1.1 Invalidität ist die voraussichtlich bleibende oder längere Zeit dauernde ganze oder teilweise Erwerbsunfähigkeit (Art. 8 Abs. 1 des Allgemeinen Teils des Sozialversicherungsrechts, ATSG). Erwerbsunfähigkeit ist der durch Beeinträchtigung der körperlichen, geistigen oder psychischen Gesundheit verursachte und nach zumutbarer Behandlung und Eingliederung verbleibende ganze oder teilweise Verlust der Erwerbsmöglichkeiten auf dem in Betracht kommenden ausgeglichenen Arbeitsmarkt (Art. 7 Abs. 1 ATSG). Für die Beurteilung des Vorliegens einer Erwerbsunfähigkeit sind ausschliesslich die Folgen der gesundheitlichen Beeinträchtigung zu berücksichtigen. Eine Erwerbsunfähigkeit liegt zudem nur vor, wenn sie aus objektiver Sicht nicht überwindbar ist (Art. 7 Abs. 2 ATSG).
1.2 Anspruch auf eine Rente haben gemäss Art. 28 Abs. 1 des Bundesgesetzes über die Invalidenversicherung (IVG) Versicherte, die:
a. ihre Erwerbsfähigkeit oder die Fähigkeit, sich im Aufgabenbereich zu betätigen, nicht durch zumutbare Eingliederungsmassnahmen wieder herstellen, erhalten oder verbessern können;
b. während eines Jahres ohne wesentlichen Unterbruch durchschnittlich mindestens 40 % arbeitsunfähig (Art. 6 ATSG) gewesen sind; und
c. nach Ablauf dieses Jahres zu mindestens 40 % invalid (Art. 8 ATSG) sind.

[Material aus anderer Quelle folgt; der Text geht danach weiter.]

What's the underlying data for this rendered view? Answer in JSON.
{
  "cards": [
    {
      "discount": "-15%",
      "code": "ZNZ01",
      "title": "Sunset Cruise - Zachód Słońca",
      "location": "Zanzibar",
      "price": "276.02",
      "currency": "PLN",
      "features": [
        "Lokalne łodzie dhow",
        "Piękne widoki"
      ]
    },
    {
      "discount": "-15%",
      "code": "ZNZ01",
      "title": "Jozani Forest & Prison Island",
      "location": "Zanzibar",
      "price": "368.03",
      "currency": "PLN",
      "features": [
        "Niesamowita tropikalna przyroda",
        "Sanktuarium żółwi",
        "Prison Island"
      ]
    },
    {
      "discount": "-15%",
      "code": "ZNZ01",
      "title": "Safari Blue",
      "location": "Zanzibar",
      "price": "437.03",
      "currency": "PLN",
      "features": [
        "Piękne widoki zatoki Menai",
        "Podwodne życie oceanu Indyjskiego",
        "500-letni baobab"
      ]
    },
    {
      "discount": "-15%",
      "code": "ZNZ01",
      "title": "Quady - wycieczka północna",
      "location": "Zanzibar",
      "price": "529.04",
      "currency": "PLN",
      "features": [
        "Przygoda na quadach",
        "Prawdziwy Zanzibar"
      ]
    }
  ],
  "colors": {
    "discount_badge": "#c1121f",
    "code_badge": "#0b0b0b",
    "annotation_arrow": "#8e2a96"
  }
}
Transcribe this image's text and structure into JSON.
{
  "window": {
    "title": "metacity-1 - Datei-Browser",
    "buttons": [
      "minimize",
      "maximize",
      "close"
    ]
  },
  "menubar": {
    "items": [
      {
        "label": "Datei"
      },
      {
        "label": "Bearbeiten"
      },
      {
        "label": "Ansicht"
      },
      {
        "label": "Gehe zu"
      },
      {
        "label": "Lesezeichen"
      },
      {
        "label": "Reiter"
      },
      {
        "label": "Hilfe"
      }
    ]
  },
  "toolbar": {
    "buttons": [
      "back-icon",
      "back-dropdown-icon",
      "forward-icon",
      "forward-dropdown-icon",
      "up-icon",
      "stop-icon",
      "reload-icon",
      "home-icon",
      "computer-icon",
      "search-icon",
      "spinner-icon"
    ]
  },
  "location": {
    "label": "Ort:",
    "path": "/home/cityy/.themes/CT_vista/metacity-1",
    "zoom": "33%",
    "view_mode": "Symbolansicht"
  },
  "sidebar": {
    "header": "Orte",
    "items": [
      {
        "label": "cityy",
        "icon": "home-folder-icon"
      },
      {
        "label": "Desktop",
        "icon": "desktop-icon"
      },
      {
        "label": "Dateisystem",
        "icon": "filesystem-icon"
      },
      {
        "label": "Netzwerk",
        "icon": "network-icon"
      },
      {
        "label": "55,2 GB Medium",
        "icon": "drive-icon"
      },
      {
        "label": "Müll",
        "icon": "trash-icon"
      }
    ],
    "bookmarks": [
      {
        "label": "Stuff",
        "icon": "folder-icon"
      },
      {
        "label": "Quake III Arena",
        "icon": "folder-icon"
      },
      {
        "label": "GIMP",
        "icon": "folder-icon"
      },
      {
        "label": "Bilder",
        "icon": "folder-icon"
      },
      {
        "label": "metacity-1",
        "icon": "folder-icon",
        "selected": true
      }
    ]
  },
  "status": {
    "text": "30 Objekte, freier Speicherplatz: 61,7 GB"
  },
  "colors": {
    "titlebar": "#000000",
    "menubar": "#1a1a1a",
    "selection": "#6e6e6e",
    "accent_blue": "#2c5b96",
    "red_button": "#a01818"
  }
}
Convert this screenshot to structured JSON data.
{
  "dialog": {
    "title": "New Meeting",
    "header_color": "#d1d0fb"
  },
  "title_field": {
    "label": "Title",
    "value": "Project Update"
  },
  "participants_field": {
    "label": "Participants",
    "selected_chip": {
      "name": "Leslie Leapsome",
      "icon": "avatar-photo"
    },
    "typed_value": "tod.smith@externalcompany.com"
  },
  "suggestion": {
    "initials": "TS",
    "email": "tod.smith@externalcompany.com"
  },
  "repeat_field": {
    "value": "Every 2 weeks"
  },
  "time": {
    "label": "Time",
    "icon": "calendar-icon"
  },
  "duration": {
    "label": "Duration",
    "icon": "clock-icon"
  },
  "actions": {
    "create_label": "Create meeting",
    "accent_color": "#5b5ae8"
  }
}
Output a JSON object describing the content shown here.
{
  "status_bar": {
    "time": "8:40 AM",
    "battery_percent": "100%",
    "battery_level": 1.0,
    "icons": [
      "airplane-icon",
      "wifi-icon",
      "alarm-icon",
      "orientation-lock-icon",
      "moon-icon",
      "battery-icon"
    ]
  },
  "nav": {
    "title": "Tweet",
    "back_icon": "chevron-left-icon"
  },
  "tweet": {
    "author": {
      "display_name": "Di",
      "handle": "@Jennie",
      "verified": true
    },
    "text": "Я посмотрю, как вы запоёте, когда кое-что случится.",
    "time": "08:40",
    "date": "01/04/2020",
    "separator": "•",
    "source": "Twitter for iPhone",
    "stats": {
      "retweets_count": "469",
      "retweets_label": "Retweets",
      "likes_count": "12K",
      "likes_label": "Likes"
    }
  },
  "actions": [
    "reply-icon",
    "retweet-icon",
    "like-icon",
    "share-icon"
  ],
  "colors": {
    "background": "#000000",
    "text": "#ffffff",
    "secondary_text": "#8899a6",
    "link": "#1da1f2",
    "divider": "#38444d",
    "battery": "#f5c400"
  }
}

Eine Rente nach Abs. 1 wird nicht zugesprochen, solange die Möglichkeiten zur Eingliederung im Sinne von Art. 8 Abs. 1bis und 1ter nicht ausgeschöpft sind (Art. 28 Abs. 1bis IVG). Gemäss Art. 28b Abs. 1 IVG wird die Höhe des Rentenanspruchs in prozentualen Anteilen an einer ganzen Rente festgelegt. Bei einem Invaliditätsgrad von 50-69 % entspricht der prozentuale Anteil dem Invaliditätsgrad (Abs. 2). Bei einem Invaliditätsgrad ab 70 % besteht Anspruch auf eine ganze Rente (Abs. 3). Bei einem Invaliditätsgrad unter 50 % gelten die folgenden prozentualen Anteile (Abs. 4):
Invaliditätsgradprozentualer Anteil
49 Prozent47.5Prozent
48 Prozent45Prozent
47 Prozent42.5Prozent
46 Prozent40Prozent
45 Prozent37.5Prozent
44 Prozent35Prozent
43 Prozent32.5Prozent
42 Prozent30Prozent
41 Prozent27.5Prozent
40 Prozent25Prozent
1.3 Bei nicht erwerbstätigen Versicherten, die im Aufgabenbereich tätig sind und denen die Aufnahme einer Erwerbstätigkeit nicht zugemutet werden kann, wird für die Bemessung des Invaliditätsgrades in Abweichung von Art. 16 ATSG darauf abgestellt, in welchem Masse sie unfähig sind, sich im Aufgabenbereich zu betätigen. Art. 7 Abs. 2 ATSG ist sinngemäss anwendbar (Art. 28a Abs. 2 IVG in Verbindung mit Art. 8 Abs. 3 ATSG; spezifische Methode der Invaliditätsbemessung [Betätigungsvergleich]; vgl. statt vieler: BGE 142 V 290 E. 4). Als Aufgabenbereich nach Artikel 7 Absatz 2 IVG der im Haushalt tätigen Versicherten gilt die übliche Tätigkeit im Haushalt sowie die Pflege und Betreuung von Angehörigen (Art. 27 Abs. 1 IVV).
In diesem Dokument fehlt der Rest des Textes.